Lima orang laki-laki melintasi jalan berbatu dengan kaki telanjang. Menggunakan pakaian serba hitam: kemeja, sarung, juga ikat kepala. Mereka jalan beriringan seperti sedang ikut baris-berbaris. Langkah mereka menuju sebuah balai berbentuk rumah panggung. Satu-persatu kaki-kaki itu menaiki anak tangga.

Lelaki paling depan adalah Ammatoa. Demikianlah dia biasa disebut. Ammatoa adalah kepala suku Kajang atau pimpinan tertinggi dalam masyarakat adat Kajang, di Desa Tana Toa, Kecamatan Kajang, Kabupaten Bulukumba, Sulawesi Selatan (Sulsel).

Siang itu, medio Juni 2013, Ammatoa didampingi pemangku adat lain berkumpul di Balai Adat Tana Toa. Mereka hendak berunding mencapai sebuah traktat yang tertunda yakni membuat Peraturan Daerah (Perda) Masyarakat Hukum Adat Kajang. Perda ini sudah digagas sejak 2008, namun selalu kandas.

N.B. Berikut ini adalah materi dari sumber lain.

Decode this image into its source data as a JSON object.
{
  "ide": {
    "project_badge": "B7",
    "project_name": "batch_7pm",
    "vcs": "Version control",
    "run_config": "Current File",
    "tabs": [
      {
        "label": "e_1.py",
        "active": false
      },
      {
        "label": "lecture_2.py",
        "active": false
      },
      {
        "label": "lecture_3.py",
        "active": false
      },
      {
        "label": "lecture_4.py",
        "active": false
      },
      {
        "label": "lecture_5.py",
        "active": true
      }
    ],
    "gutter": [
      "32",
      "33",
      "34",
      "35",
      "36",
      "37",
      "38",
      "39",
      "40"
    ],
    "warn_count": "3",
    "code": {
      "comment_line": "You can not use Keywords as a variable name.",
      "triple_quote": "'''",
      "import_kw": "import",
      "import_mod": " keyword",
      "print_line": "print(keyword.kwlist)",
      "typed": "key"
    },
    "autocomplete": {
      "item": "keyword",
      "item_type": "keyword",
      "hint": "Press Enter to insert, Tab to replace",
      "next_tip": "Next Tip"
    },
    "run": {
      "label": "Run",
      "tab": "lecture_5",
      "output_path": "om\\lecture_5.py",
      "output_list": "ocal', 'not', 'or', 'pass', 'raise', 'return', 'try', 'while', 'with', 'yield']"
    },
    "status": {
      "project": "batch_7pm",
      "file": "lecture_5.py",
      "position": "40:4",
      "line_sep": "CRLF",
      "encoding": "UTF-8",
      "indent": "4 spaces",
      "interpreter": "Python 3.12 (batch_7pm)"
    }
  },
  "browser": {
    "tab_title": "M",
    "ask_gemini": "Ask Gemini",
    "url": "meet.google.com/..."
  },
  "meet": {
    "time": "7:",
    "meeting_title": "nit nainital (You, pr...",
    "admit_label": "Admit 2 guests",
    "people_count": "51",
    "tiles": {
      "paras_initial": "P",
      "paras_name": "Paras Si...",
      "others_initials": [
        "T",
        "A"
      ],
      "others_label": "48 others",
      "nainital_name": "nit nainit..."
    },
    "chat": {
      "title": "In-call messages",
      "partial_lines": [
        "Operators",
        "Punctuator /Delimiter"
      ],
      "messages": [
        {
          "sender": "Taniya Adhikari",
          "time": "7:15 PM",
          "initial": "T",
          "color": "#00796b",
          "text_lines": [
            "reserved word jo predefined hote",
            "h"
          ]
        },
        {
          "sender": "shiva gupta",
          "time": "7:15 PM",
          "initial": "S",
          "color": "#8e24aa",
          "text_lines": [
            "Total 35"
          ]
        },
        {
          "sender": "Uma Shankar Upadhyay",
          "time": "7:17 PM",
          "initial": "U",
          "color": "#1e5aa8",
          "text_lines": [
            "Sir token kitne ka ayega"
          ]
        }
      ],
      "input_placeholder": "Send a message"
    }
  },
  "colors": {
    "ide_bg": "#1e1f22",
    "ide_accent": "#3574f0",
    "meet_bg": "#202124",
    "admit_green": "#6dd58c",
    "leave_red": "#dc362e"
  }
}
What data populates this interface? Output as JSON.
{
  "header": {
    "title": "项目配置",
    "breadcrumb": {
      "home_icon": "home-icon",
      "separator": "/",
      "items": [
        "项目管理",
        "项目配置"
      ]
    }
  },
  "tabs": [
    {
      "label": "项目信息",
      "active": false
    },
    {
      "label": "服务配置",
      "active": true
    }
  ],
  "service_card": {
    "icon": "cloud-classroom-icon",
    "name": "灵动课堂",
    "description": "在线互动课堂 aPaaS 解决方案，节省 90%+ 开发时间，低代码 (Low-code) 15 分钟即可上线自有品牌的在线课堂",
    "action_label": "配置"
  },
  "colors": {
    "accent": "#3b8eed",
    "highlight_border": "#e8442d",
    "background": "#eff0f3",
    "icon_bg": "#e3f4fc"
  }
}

Kali ini seperti mendapatkan energi baru, pasca keputusan Mahkamah Konstitusi yang mengabulkan sebagian pasal dalam UU nomor 41 tahun 1999 tentang Kehutanan yang dianggap bertentangan dengan UU Dasar 1945. Kini, hutan adat tak masuk hutan negara.

Ammatoa dalam memimpin masyarakat didampingi Anrongta ri Pangi dan para pemangku adat lain. Anrongta ri Pangi dalam struktur adat bertugas khusus melantik Ammatoa. Dalam menjalankan sistem politik, Ammatoa dibantu oleh Ada’ Lima Karaeng TalluAda’ Lima (ri Loheya dan ri Kaseseya) khusus bertugas mengurus adat (ada’ pallabakki cidong).

Pejabat-pejabat pemerintahan daerah di Kabupaten Bulukumba juga hadir di Balai Adat ini. Mereka adalah Wakil Bupati Bulukumba, Syamsudin, Kepala Dinas Kehutanan Misbawati A. Wawo, Kepala Dinas Pariwisata, Taufik, dan Bagian Hukum pemerintah kabupaten Bulukumba, Muhamad Nur Jalil.

Kata kunci pembahasan dalam pertemuan itu adalah hutan adat Kajang. Hutan adat Kajang seluas 331,17 hektar itu, masih diklaim milik negara dengan status hutan produksi terbatas (HPT) sesuai Surat Keputusan Menteri Kehutanan tahun 1990-an.

Status HPT ini, sudah barang tentu hutan itu suatu saat akan dieksploitasi atas nama pembangunan. Karena hutan itu menjadi kewenangan masyarakat adat Kajang, bagi siapa saja yang masuk dikenakan denda adat. Hutan ini merupakan hutan larangan yang dikelola Ammatoa.

Ihwal inilah yang berbenturan dengan kepentingan negara dan kerap menjadi masalah bagi masyarakat adat Kajang. Salah satu solusi, mendorong Perda Masyarakat Hukum Adat Kajang.